According to the designers at Chermayeff & Geismar,

We took the most distinctive aspect of the word “Hirshhorn,” the three H’s, and emphasized it, making a memorable wordmark. As part of the complete identity system, we redesigned the museum’s magazine and created a distinctive style using vibrant colors for other publications, posters, and promotional materials.

We spoke to founding partner Ivan Chermayeff, who further explained: “We decided to emphasize the ‘H’s’ in the Hirshhorn logotype simply because it’s such a rare occurrence for a word in the English language to have three of them.”

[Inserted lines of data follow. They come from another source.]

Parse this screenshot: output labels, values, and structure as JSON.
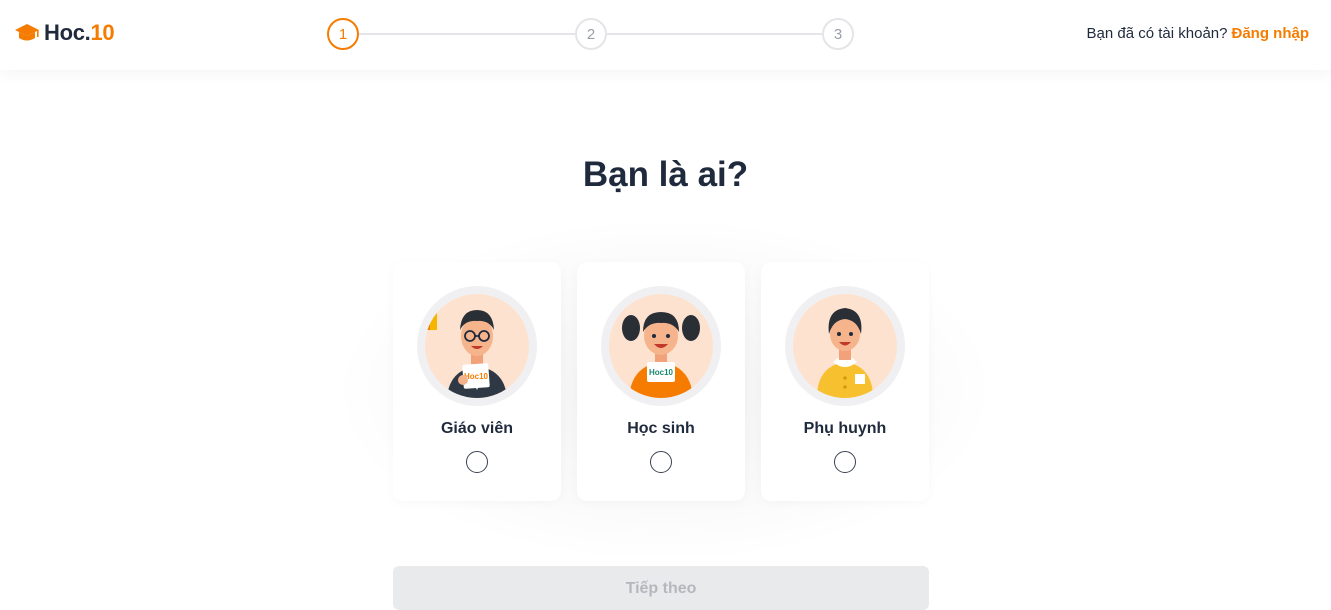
{
  "header": {
    "logo_text": "Hoc.",
    "logo_num": "10",
    "steps": [
      "1",
      "2",
      "3"
    ],
    "active_step": 1,
    "login_prompt": "Bạn đã có tài khoản?",
    "login_link": "Đăng nhập"
  },
  "main": {
    "title": "Bạn là ai?",
    "roles": [
      {
        "label": "Giáo viên",
        "badge": "Hoc10",
        "selected": false
      },
      {
        "label": "Học sinh",
        "badge": "Hoc10",
        "selected": false
      },
      {
        "label": "Phụ huynh",
        "selected": false
      }
    ],
    "continue_label": "Tiếp theo"
  },
  "colors": {
    "accent": "#f57c00",
    "text": "#1f2a3c",
    "muted": "#9aa0a8",
    "disabled_bg": "#e9eaec"
  }
}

The Hirshhorn collateral is looking mighty modern, geometric, and colorful. What oh what could possibly serve as influence for its design? A couple of ideas:

James Turrell Milk Run (1996), currently on view as part of the exhibition ColorForms. Turrell, famous for his minimalist yet transcendent light field installations, is part of a most excellent exhibition that “at once defines and challenges perception” by exploring color in varying mediums. Photo courtesy of the Hirshhorn Museum.

Josef Albers Homage to the Square – Arctic Bloom (1965), one example of the iconic Albers series which was displayed in a solo exhibition on Albers’s color theory. (It closed on April 11.) As a professor at Yale University, Albers developed his principal theory that color has no inherent emotional associations, and he “emphasized the subjectivity of perception” by showing color’s ambiguity, deception, and contradiction through a series of simple exercises and a standardized painting format. Homage to the Square is subsequently a series of optical illusions, “challenging viewers’ visual acuity.” Photos courtesy of the Hirshhorn Museum.

Addressing our suggestion that Albers may have had some influence on the redesign Chermayeff goes on to say, “We take a long term view when we design a visual identity, so in this case we designed one that would relate to any artist featured in the museum for years to come. Although Albers influenced my color sensibilities, the bright color scheme wasn’t really intended to relate to his work. Rather the use of such a bright colors and especially the red is intended to make the communication from the museum as strong and artistic as possible, and to help make the signage at the museum really stand out.”

So: sort of, but not entirely. And now we know!

Josef Albers Homage to the Square – Glow (1966). Courtesy of the Hirshhorn Museum.

*That would be the Museum of Contemporary Art in Chicago.